Boni Hargens Tuding NU Sedang Disasar Kelompok Radikal
Boni meminta kepada kepolisian agar mengusut tuntas kasus tersebut. Termasuk dugaan adanya orang lain yang menjadi aktor di balik kejadian ini.
Penulis: Dennis Destryawan
Editor: Choirul Arifin
Laporan Wartawan Tribunnews.com, Dennis Destryawan
TRIBUNNEWS.COM, JAKARTA - Pengamat Politik, Boni Hargens menyebut organisasi Islam Nahdlatul Ulama tengah disasar oleh kelompok-kelompok radikal.
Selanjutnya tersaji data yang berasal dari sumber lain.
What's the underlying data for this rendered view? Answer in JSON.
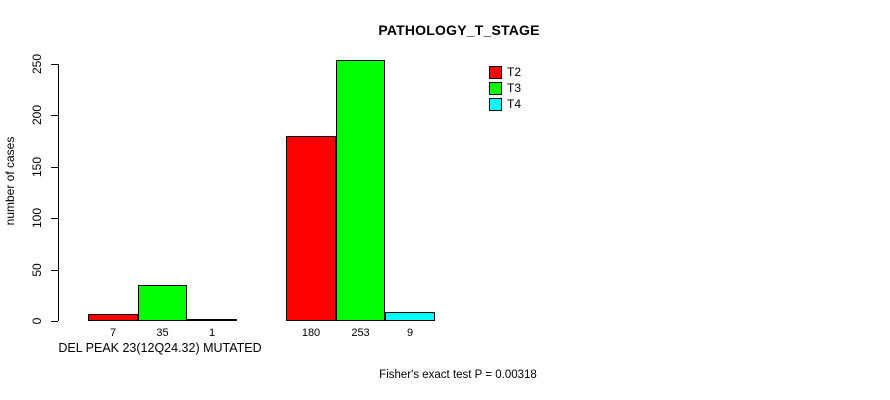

Boni mengatakan, kasus pembakaran bendera di Garut, Jawa Barat, dipicu oleh sekelompok orang membawa bendera yang diduga bendera Hizbut Tahrir Indonesia. "Itu sebuah provokasi yang serius dan yang dibakar adalah bendera HTI," ujar Boni di kawasan Cikini, Jakarta Pusat, Jumat (26/10/2018).
Boni mengklaim, sudah ada himbauan dari pihak penyelenggara acara Hari Santri Nasional, bahwa peserta yang hadir tidak diperkenankan membawa bendera lain, selain merah putih. Namun, seorang pria bernama Uus Sukmana (34) membawa bendera yang diduga bendera HTI.
"Dia muncul bawa ransel dan bawa bendera, lalu dikibarkan di tengah massa, buat saya secara hukum, mens rea terpenuhi bahwa ada upaya provokasi," kata Boni.
Baca: Anggota DPRD Kalteng Kena OTT KPK, Terkait Fee Perkebunan dan Lingkungan Hidup
Boni meminta kepada kepolisian agar mengusut tuntas kasus tersebut. Termasuk dugaan adanya orang lain yang menjadi aktor di balik kejadian ini.
Namun, menurut Boni, ada upaya untuk memprovokasi masyarakat dengan isu-isu agama dan sasarannya kali ini adalah Nahdlatul Ulama. Karena NU, termasuk, Banser dan GP Ansor masih menjadi kekuatan terbesar yang melindungi nasionalisme, NKRI, dan Pancasila.
"Buat kelompok-kelompok yang khilafah, kelompok radikal, tentu saja NU adalah ancaman. Maka dalam konteks mencapai tujuan politik mereka untuk membangun khilafah, saya menduga langkah, tahap awal adalah menghancurkan NU sebagai penjaga NKRI," ucapnya.
Menurut Boni, kasus pembakaran bendera bukanlah, kasus persoalan agama. Tapi, lebih kepada provokasi politik, dari kelompok radikal yang ingin mendirikan khilafah di Indonesia, "Dan dia memakai momen politik ini sebagai kuda troya," katanya.